# Another nymph housing question



## Sharno (Mar 23, 2017)

Heya!

I've bought many juvinile mantids from the exotic pet store and right now I have a few oothecas instead.  Many years ago I hatched nymphs this way and kept 3-4 and released the rest into the yard.  This time I plan to keep a lot more. 

I'm looking for a good solution for being able to house 20 or so (individuall) -- is a small deli cup with holes poked in the top ok?  And a fake flower stem for perching.  I assume there is no way to get them not to stand on the lid upside down?  Easy to work around it for feeding but it makes me wonder if the little flower stem is even worth it since they all prefer to be upside down on the lid.

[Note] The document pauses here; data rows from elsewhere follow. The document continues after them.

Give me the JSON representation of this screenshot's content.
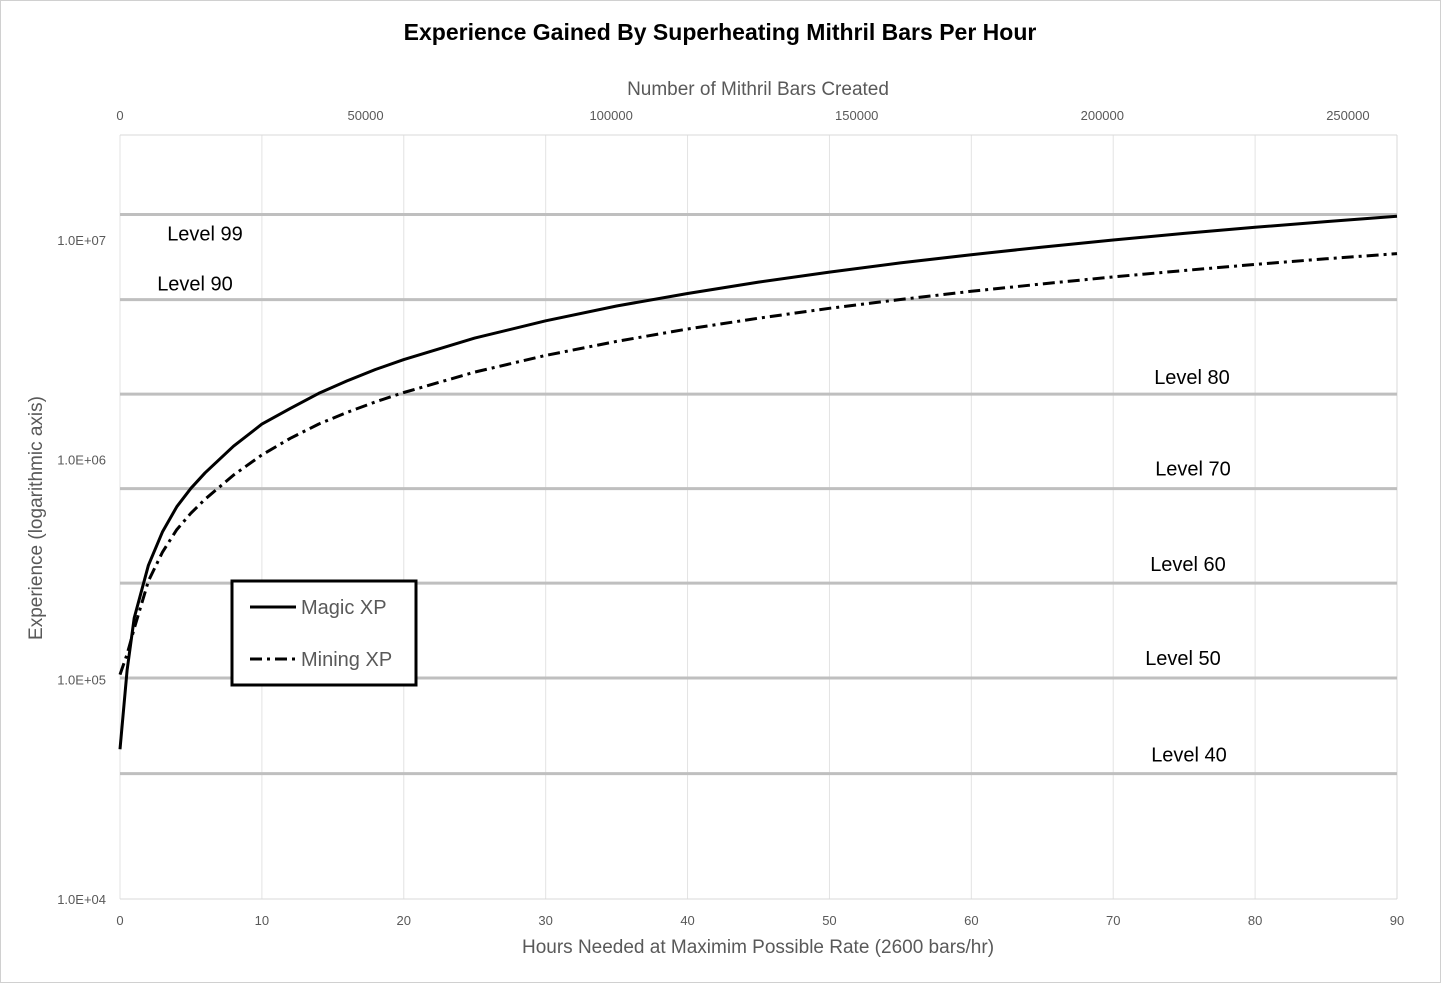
{
  "chart_data": {
    "type": "line",
    "title": "Experience Gained By Superheating Mithril Bars Per Hour",
    "xlabel": "Hours Needed at Maximim Possible Rate (2600 bars/hr)",
    "x2label": "Number of Mithril Bars Created",
    "ylabel": "Experience (logarithmic axis)",
    "yscale": "log",
    "xlim": [
      0,
      90
    ],
    "x2lim": [
      0,
      260000
    ],
    "ylim": [
      10000,
      30000000
    ],
    "x_ticks": [
      "0",
      "10",
      "20",
      "30",
      "40",
      "50",
      "60",
      "70",
      "80",
      "90"
    ],
    "x2_ticks": [
      "0",
      "50000",
      "100000",
      "150000",
      "200000",
      "250000"
    ],
    "y_ticks": [
      {
        "value": 10000,
        "label": "1.0E+04"
      },
      {
        "value": 100000,
        "label": "1.0E+05"
      },
      {
        "value": 1000000,
        "label": "1.0E+06"
      },
      {
        "value": 10000000,
        "label": "1.0E+07"
      }
    ],
    "grid": true,
    "legend_position": "middle-left",
    "levels": [
      {
        "label": "Level 99",
        "xp": 13034431
      },
      {
        "label": "Level 90",
        "xp": 5346332
      },
      {
        "label": "Level 80",
        "xp": 1986068
      },
      {
        "label": "Level 70",
        "xp": 737627
      },
      {
        "label": "Level 60",
        "xp": 273742
      },
      {
        "label": "Level 50",
        "xp": 101333
      },
      {
        "label": "Level 40",
        "xp": 37224
      }
    ],
    "series": [
      {
        "name": "Magic XP",
        "style": "solid",
        "x": [
          0,
          0.5,
          1,
          2,
          3,
          4,
          5,
          6,
          8,
          10,
          12,
          14,
          16,
          18,
          20,
          25,
          30,
          35,
          40,
          45,
          50,
          55,
          60,
          65,
          70,
          75,
          80,
          85,
          90
        ],
        "y": [
          48000,
          110000,
          190000,
          330000,
          470000,
          610000,
          740000,
          870000,
          1150000,
          1450000,
          1710000,
          2000000,
          2280000,
          2570000,
          2850000,
          3570000,
          4280000,
          5000000,
          5700000,
          6420000,
          7130000,
          7850000,
          8560000,
          9270000,
          9980000,
          10700000,
          11400000,
          12100000,
          12800000
        ]
      },
      {
        "name": "Mining XP",
        "style": "dash-dot",
        "x": [
          0,
          0.5,
          1,
          2,
          3,
          4,
          5,
          6,
          8,
          10,
          12,
          14,
          16,
          18,
          20,
          25,
          30,
          35,
          40,
          45,
          50,
          55,
          60,
          65,
          70,
          75,
          80,
          85,
          90
        ],
        "y": [
          105000,
          130000,
          170000,
          280000,
          380000,
          480000,
          570000,
          660000,
          850000,
          1050000,
          1250000,
          1450000,
          1640000,
          1830000,
          2020000,
          2500000,
          2980000,
          3450000,
          3930000,
          4400000,
          4880000,
          5350000,
          5830000,
          6300000,
          6780000,
          7250000,
          7730000,
          8200000,
          8660000
        ]
      }
    ]
  }
}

What is the biggest quantity people have kept fresh out of the egg case and taken care of, and whats the most effective set of small containers?

Thanks!


----------



## Mantis Life (Mar 23, 2017)

I've used like 12-24oz clear cups and just covered the tops with soft fine mesh secured with rubber bands. It's easy to mist them that way and its a nice surface for them to molt on. You could toss in some moss or a paper towel on the bottom to help with humidity and just cut a small feeding hole on the side of each cup for flies and seal it shut by stuffing a piece of foam/sponge in it.


----------